Re: Customizing Forms 2.0 with Jquery - late loading

Found an even better solution.

Jquery is loading first as it is declared in the header.  As the Forms2.js is placed inline (after the header), I modifed the call to first check jQuery is ready, then check that the form is loaded to begin processing. 

//Attach change of select to display
    $(document).ready(function() {  //switched this to the top
        MktoForms2.whenReady(function (form){  //once jquery is ready, wait for the form
            $("#repurpose8").change( function(){
                changeLoc($(this).children('option:selected').index());
         });
        });
    });
Brennan McAdams
SanfordWhiteman
Level 10 - Community Moderator

Re: Customizing Forms 2.0 with Jquery - late loading

That last way can actually be less efficient.   By delaying attaching whenReady until after DOMReady you may introduce a delay (whether this delay is perceptible to humans depends of course on the complexity of your page) if you were also doing other stuff in whenReady that didn't care about the rest of the DOM.

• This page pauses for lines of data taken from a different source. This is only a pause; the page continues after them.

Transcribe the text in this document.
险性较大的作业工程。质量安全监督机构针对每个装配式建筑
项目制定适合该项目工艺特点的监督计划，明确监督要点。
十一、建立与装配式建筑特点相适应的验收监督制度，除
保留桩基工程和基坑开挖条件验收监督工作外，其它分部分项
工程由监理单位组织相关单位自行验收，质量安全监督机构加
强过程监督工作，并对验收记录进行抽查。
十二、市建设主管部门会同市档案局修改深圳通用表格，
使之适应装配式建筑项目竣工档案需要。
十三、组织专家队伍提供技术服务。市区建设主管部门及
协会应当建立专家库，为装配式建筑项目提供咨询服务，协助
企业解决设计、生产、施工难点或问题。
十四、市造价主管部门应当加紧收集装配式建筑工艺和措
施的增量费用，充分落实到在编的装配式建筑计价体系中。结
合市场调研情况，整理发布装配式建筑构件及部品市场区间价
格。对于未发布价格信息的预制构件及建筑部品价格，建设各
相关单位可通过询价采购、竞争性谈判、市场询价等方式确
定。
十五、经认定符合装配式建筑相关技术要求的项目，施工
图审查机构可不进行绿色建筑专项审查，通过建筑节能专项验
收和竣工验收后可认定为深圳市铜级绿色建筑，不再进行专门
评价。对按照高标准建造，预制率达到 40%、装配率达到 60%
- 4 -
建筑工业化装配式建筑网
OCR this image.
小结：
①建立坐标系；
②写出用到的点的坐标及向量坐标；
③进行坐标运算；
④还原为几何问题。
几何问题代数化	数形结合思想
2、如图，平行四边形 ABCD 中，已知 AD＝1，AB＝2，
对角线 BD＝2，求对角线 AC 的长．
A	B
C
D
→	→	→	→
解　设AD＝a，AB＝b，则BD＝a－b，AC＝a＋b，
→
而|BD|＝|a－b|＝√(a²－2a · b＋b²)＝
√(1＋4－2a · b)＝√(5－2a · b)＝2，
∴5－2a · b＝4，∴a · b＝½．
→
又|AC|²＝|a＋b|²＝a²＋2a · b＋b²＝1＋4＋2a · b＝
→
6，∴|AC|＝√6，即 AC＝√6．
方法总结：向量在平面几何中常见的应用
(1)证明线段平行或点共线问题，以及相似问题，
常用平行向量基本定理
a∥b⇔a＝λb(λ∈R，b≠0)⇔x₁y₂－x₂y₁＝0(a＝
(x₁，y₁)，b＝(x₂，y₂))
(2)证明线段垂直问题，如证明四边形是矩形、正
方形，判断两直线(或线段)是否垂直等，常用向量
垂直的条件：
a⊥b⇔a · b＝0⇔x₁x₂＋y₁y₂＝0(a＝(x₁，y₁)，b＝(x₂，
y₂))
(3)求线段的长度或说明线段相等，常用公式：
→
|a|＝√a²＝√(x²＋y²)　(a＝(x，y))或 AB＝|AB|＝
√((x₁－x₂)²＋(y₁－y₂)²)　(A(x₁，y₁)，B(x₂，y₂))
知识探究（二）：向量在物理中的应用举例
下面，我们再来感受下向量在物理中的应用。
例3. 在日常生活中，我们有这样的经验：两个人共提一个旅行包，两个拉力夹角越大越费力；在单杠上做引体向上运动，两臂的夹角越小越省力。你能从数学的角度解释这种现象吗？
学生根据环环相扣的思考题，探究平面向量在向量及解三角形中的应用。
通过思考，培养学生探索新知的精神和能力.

May you're not totally getting what $(document).ready() (a.k.a. DOMready) means? It doesn't mean that "jQuery is ready" (in fact, it can't mean that, since $() is a jQuery function that will not work unless the jQuery library is loaded in-scope).  

DOMReady is fired when the entire initial DOM has loaded, that is, the "scaffolding" of the page but not necessarily all of the displayable content.  DOMReady isn't he same as the Marketo whenReady() nor is it a prerequisite for whenReady() to fire.  

One usually waits for DOMReady before adding event listeners, but that's not definitive.  You can add an event listener to a SELECT element before any more of the page is drawn and it will still work fine... of course, if the event listener code expects to find other elements in the page that aren't drawn yet, that will be a problem, but that's a separate concern.   

Bottom line is there is no one-size-fits all dependency pattern when dealing with jQuery's DOMReady and Marketo's whenReady and I would take care to not introduce dependencies without knowing why they are necessary.